1. Fifteen minutes can make a huge difference.
Katie craves my attention. She needs to know she matters to me, that she is an important part of my day and of my world. In the past few months, she’s grown more and more aware of the times when I am multi-tasking, of the times when she isn’t getting all of me – and she doesn’t like it.
There are days when this isn’t a problem: though her games are repetitive and I have all of her books memorized, I’m all too aware that she’ll only be small for so long, and I (on my good days) cherish the fact that she wants time with me. Other times, though, there are things that need doing (despite all the mantras about cleaning and scrubbing waiting). When this happens, I’ve found if I give her a period of focused, dedicated time early in the day – even if it’s only fifteen minutes – I can then vacuum or wash dishes or fold laundry (if I must) and she is much more content to occupy herself.
I’ve been thinking about how this principle might carry forward to other parts of my life, too – fifteen minutes of bible reading or prayer, for instance, or fifteen minutes of brisk exercise. Even a short time of intentional focus can make a huge difference in my attitude throughout the rest of the day.
2. Location matters.
For the majority of this year, I’ve had the most difficult time convincing myself to write. At first, I blamed it (fairly) on first trimester exhaustion, but even once I was well into the second trimester and my energy had returned, I found that Katie’s nap time – which is really the only time available to me for writing at this stage in life – was also when I hit my mid-afternoon slump. Day after day, I’d settle on the couch with my laptop intending to write, only to browse the internet until I fell into a kind of stupor, at which point I’d convince myself that a nap was in order.

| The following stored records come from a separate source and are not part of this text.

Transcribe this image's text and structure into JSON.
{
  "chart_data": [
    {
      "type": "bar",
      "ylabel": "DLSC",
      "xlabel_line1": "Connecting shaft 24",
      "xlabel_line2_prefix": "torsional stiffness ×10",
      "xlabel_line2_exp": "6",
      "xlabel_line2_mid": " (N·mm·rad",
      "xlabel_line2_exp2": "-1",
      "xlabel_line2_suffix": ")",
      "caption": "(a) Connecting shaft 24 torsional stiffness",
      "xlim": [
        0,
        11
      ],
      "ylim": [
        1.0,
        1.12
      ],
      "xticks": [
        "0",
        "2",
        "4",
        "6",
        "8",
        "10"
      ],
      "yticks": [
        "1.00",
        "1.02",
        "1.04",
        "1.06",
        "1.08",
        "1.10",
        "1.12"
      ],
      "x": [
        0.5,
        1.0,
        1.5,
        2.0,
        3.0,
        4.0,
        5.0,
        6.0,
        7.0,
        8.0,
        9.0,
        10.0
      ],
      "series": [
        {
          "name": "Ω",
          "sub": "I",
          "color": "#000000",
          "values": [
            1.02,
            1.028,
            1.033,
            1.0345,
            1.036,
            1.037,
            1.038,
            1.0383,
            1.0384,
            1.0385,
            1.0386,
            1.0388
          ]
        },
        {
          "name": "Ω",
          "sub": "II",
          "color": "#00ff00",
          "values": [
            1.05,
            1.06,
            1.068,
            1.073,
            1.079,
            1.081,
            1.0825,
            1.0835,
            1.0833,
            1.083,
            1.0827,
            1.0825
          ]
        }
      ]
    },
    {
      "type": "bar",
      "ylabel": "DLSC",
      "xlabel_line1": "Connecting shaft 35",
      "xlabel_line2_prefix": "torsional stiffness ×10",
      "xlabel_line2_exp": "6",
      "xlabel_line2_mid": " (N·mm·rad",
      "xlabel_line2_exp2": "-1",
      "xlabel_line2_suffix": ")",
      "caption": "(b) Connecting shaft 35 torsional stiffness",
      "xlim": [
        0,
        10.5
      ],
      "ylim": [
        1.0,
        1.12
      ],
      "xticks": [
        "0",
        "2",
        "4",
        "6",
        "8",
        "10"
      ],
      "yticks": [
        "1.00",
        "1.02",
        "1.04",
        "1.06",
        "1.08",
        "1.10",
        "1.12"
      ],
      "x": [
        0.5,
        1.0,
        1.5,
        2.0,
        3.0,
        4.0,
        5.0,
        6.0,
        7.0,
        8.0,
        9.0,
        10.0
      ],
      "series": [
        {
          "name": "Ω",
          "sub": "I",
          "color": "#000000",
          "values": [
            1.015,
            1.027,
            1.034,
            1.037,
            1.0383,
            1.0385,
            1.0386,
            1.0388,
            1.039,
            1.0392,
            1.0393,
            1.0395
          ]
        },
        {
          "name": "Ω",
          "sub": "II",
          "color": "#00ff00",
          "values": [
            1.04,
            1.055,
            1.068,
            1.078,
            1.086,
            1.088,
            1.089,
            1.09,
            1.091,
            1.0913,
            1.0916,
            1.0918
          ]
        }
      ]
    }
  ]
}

Finally, about halfway through this month, I decided I needed a change. Instead of relaxing on the couch, I sat down at the kitchen table. Something about this change (combined with lesson #3, below) has worked for me – with the exception of a weekend when we had out-of-town company, I’ve managed to write during nap time every day since May 15.
3. Most of the battle is in getting started.

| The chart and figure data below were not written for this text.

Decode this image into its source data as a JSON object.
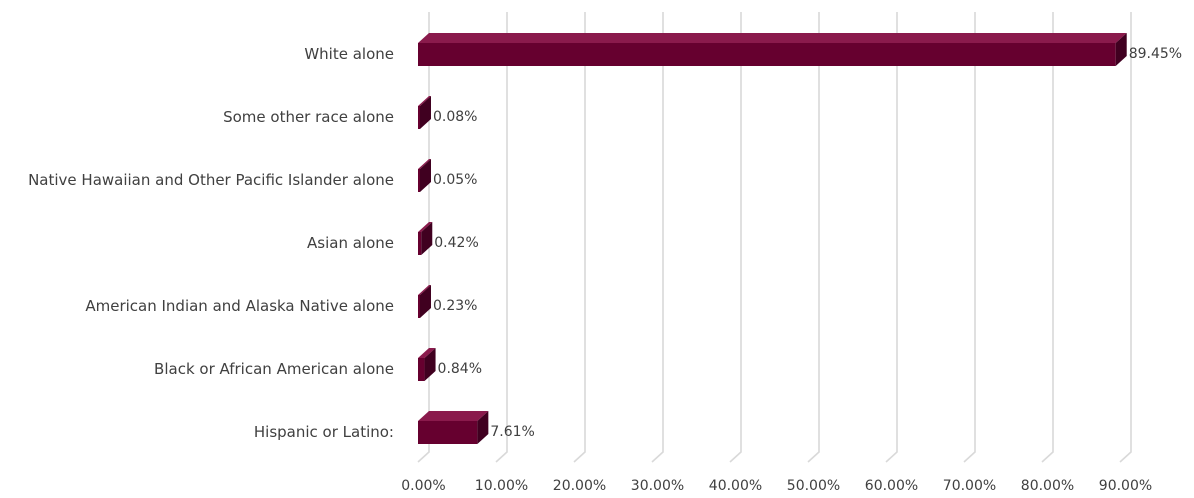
{
  "chart_data": {
    "type": "bar",
    "orientation": "horizontal",
    "style": "3d",
    "categories": [
      "White alone",
      "Some other race alone",
      "Native Hawaiian and Other Pacific Islander alone",
      "Asian alone",
      "American Indian and Alaska Native alone",
      "Black or African American alone",
      "Hispanic or Latino:"
    ],
    "values": [
      89.45,
      0.08,
      0.05,
      0.42,
      0.23,
      0.84,
      7.61
    ],
    "data_labels": [
      "89.45%",
      "0.08%",
      "0.05%",
      "0.42%",
      "0.23%",
      "0.84%",
      "7.61%"
    ],
    "xlim": [
      0,
      90
    ],
    "xticks": [
      0,
      10,
      20,
      30,
      40,
      50,
      60,
      70,
      80,
      90
    ],
    "xtick_labels": [
      "0.00%",
      "10.00%",
      "20.00%",
      "30.00%",
      "40.00%",
      "50.00%",
      "60.00%",
      "70.00%",
      "80.00%",
      "90.00%"
    ],
    "grid": true,
    "legend": "none",
    "title": "",
    "xlabel": "",
    "ylabel": "",
    "colors": {
      "bar_front": "#66002f",
      "bar_top": "#8a1a4c",
      "bar_side": "#400020",
      "grid": "#d9d9d9",
      "text": "#404040"
    }
  }
}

I feel as though all the lessons from this month have been ones I’ve read dozens of times in various places around the web, and this one is no exception. As it turns out, all of those productivity gurus who tell us to “just put our shoes on” if we want to start a running habit have been right all along.
This has been true for me in many areas this month. It started with journalling, which is a habit I’ve always struggled to maintain. Sometime around the beginning of May, I told myself that, as soon as I woke in the morning, instead of assuming Katie would wake any minute and interrupt me, I’d just start writing. Some days I get five minutes and some I get thirty, but either way, I’m journalling more than I was previously.
Starting small has also worked for running (well, let’s be honest: I’m six months pregnant. “Running” is a generous term. Perhaps “lumbering” would be better) and for more general writing, too. I tell myself that I only need to walk a quarter-mile on the treadmill and end up jogging – er, lumbering – two miles. I tell myself I only need to write five hundred words and end up punching out a blog post or the start of a short story.
So much of the battle is in getting started.
4. Grief works on its own schedule.
I thought I’d worked through so much of the sorrow surrounding our failed adoption, that I’d moved on, when the reality is that that pain will likely show itself from time to time for the rest of my life.
When I first heard that Grandpa had died, I felt nothing. It was partly because the news was not unexpected – he was 96 years old and had lived a long, full life – and, partly, perhaps, because I was distracted, in the middle of a busy weekend. But a few mornings later, I woke Jonathan with my tears, tears that came suddenly and uncontrollably as I thought about the hole Grandpa Greer left behind.
I tend towards pragmatism, away from sentimentality, and I like to maintain the illusion that I have some control over when and how my feelings come. I’m learning, though, that grief doesn’t work like that.
Those are my lessons for May. How about you? What did you learn?